Prove that if the complex series $\sum_{\nu =1}^\infty u_\nu$ converges and the real sequence $(a_{\nu})_{\nu=1}^\infty$ is non-negative and decreasing, then $$\Big|\sum_{\nu =k+1}^\infty u_\nu a_\nu\Big|\leq a_{k+1}M_k,$$ where $$M_k=\sup_{n\geq k+1}\Big|\sum_{\nu=k+1}^n u_\nu\Big|.$$
I have been trying to prove this for a while using summation by parts, but I haven't been able to get very far.
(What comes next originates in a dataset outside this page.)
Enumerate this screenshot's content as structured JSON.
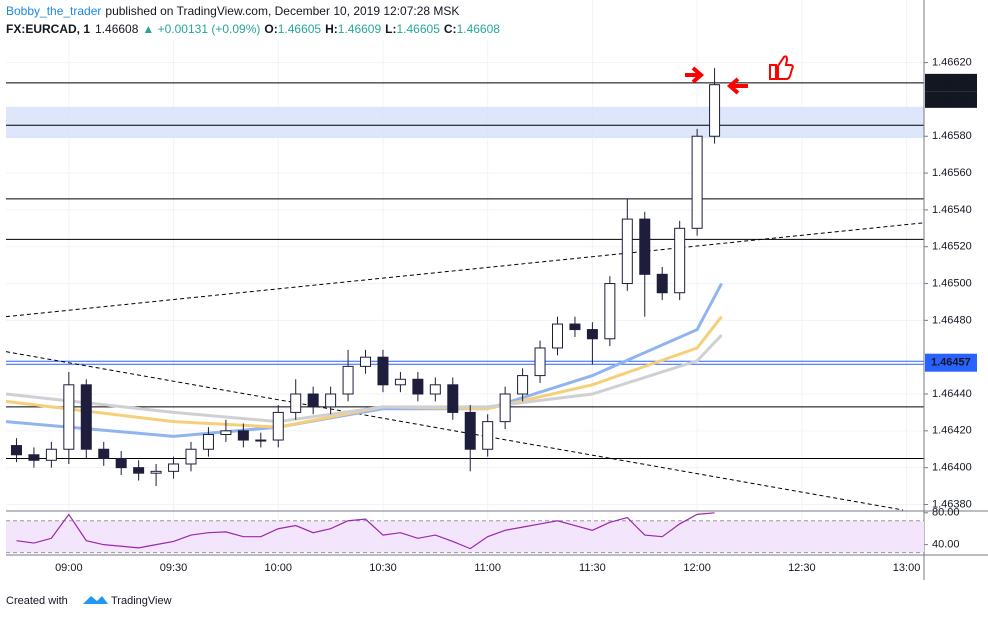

Could someone give me a hint?
Thanks to a helpful hint from @DanielFischer, I managed to figure it out.
By summation by parts, for $n\geq k+1$, we have $$\Biggl\lvert\sum_{\nu =k+1}^n u_\nu a_\nu\Biggr\rvert = \Biggl\lvert t_na_{n+1}-t_ka_{k+1}+\sum_{\nu=k+1}^n t_\nu(a_\nu-a_{\nu +1})\Biggr\rvert\,,$$ where $t_\nu=\sum_{\mu=1}^\nu u_\nu$. We write \begin{align} \sum_{\nu=k+1}^n t_\nu(a_\nu-a_{\nu +1}) &= \sum_{\nu=k+1}^n t_k(a_\nu-a_{\nu +1})+\sum_{\nu =k+1}^n (t_\nu -t_k)(a_\nu-a_{\nu +1}) \\ &=t_k(a_{k+1}-a_{n+1})+\sum_{\nu =k+1}^n (t_\nu -t_k)(a_\nu-a_{\nu +1}), \end{align} and since $a_\nu-a_{\nu+1}\geq 0$, we have \begin{align} \Biggl\lvert t_na_{n+1}-t_ka_{k+1}+\sum_{\nu=k+1}^n t_\nu(a_\nu-a_{\nu +1})\Biggr\rvert &= \Biggl\lvert (t_n-t_k)a_{n+1}+\sum_{\nu=k+1}^n(t_\nu-t_k)(a_\nu-a_{\nu+1})\Biggr\rvert \\ &\leq \lvert t_n-t_k\rvert a_{n+1} + \sum_{\nu=k+1}^n \lvert t_\nu-t_k\rvert (a_\nu-a_{\nu+1}). \end{align} Now, since $M_k=\sup_{n\geq k+1} \lvert t_n-t_k\rvert$, it follows that \begin{align} \lvert t_n-t_k\rvert a_{n+1} + \sum_{\nu=k+1}^n \lvert t_\nu-t_k\rvert (a_\nu-a_{\nu+1}) &\leq M_k\Biggl(a_{n+1}+\sum_{\nu=k+1}^n (a_\nu-a_{\nu +1})\Biggr) \\ &= M_k(a_{n+1}+a_{k+1}-a_{n+1}) \\ &= M_ka_{k+1}. \end{align}